14. Waiver of Contractual Right
The failure of either party to enforce any provision of this Contract shall not be construed as a waiver or limitation of that party's right to subsequently enforce and compel strict compliance with every provision of this Contract.
15. Attorney's Fees and Collection Costs
If there is dispute relating to any provisions in this Contract, the "Provider" is entitled to, and the "Recipient" shall pay, the costs and expenses incurred by the "Provider" in the dispute, including but not limited to all out-of-pocket costs of collection, court costs, and reasonable attorney fees and expenses.
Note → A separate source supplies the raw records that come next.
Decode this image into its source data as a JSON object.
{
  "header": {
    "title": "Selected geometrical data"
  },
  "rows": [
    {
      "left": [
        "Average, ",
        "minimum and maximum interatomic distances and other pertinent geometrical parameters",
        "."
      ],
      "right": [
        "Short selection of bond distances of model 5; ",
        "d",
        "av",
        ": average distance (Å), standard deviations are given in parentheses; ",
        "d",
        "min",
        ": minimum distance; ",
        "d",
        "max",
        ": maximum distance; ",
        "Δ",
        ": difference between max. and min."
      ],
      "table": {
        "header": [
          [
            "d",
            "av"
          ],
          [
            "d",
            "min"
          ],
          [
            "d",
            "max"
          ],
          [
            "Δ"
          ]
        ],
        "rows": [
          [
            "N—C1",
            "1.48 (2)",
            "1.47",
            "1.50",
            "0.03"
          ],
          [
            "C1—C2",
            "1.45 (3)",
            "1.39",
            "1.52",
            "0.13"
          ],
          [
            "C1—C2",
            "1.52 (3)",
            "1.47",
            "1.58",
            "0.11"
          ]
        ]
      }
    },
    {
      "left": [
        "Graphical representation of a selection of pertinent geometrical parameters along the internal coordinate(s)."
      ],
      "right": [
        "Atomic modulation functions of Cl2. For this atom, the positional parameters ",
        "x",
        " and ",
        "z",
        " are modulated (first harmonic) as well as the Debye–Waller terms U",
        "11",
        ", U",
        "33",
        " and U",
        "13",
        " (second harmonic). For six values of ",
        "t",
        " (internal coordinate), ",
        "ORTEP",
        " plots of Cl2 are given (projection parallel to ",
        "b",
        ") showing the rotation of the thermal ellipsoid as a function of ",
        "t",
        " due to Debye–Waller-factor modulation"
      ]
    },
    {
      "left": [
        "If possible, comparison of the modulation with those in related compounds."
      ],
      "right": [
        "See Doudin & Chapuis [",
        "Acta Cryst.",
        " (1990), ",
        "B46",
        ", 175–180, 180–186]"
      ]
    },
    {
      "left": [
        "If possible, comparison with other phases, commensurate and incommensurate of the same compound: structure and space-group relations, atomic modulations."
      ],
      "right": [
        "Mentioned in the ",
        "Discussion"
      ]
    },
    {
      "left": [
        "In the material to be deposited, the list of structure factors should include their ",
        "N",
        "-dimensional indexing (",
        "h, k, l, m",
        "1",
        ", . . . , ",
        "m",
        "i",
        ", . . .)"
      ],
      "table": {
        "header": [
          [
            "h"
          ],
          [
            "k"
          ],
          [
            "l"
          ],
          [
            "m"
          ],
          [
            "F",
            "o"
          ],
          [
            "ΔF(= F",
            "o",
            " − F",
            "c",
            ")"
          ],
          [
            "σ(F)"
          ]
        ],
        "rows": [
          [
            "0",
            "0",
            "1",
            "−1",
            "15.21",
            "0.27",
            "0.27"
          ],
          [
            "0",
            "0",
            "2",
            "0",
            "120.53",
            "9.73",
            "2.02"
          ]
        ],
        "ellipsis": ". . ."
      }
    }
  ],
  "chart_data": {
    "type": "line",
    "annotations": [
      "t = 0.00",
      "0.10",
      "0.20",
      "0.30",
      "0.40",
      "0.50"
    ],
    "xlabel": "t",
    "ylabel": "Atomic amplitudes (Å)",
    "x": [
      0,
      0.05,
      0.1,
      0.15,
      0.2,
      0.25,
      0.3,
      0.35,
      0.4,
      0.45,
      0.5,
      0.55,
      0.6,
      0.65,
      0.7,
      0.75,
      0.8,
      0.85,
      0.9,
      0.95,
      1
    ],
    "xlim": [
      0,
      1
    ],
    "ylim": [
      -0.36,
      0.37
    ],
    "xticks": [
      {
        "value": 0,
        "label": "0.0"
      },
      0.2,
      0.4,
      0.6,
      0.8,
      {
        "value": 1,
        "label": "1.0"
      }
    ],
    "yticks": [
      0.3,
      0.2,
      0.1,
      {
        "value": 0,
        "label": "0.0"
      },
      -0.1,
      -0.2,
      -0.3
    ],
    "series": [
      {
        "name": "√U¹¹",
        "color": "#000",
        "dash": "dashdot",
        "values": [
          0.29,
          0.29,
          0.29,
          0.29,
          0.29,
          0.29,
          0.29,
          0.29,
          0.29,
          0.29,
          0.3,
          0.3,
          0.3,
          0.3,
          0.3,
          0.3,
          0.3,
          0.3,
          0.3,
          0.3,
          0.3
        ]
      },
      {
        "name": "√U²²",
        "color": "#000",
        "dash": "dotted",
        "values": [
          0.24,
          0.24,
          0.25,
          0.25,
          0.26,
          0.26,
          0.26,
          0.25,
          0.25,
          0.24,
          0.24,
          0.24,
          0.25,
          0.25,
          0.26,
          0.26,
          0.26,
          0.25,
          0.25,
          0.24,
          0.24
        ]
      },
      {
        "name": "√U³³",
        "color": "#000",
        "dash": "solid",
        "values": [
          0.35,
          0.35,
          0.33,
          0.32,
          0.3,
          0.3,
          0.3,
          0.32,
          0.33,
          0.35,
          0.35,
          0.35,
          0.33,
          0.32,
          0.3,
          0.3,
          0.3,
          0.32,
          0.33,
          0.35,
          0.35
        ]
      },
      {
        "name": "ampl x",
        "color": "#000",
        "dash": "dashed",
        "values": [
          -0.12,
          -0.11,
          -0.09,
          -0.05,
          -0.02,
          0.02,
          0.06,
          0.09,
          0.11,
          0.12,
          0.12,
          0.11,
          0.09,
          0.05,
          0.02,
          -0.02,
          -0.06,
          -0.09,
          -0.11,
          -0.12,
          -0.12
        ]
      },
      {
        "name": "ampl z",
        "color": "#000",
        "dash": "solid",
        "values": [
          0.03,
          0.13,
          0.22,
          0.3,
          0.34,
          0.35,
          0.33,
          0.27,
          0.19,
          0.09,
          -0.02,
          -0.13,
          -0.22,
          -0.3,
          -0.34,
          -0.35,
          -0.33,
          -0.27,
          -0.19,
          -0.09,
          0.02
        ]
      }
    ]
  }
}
16. Construction and Interpretation
The rule requiring construction or interpretation against the drafter is waived. The document shall be deemed as if it were drafted by both parties in a mutual effort.
17. Assignment
Neither party may assign or transfer this Contract without the prior written consent of the non-assigning party, whose consent shall not be unreasonably withheld.
Cancellation Policy
Important: Cancellations made within 48 hours of the scheduled time and date will be subject to a 10% fee or loss of the deposit. Any rescheduling made within 48 hours of the scheduled time and date will be subject to a $50 reappointment fee. Any rescheduling or cancellation made prior to 48 hrs will be processed without penalty.
Contact Information
If you have any questions about these Terms & Conditions, please contact us at:
The Crack Squad LLC
Email: support@thecracksquad.com
Phone: 269-289-4600
Changes to Terms
We reserve the right to modify these terms at any time. Changes will be effective immediately upon posting on our website. Your continued use of our services constitutes acceptance of any changes.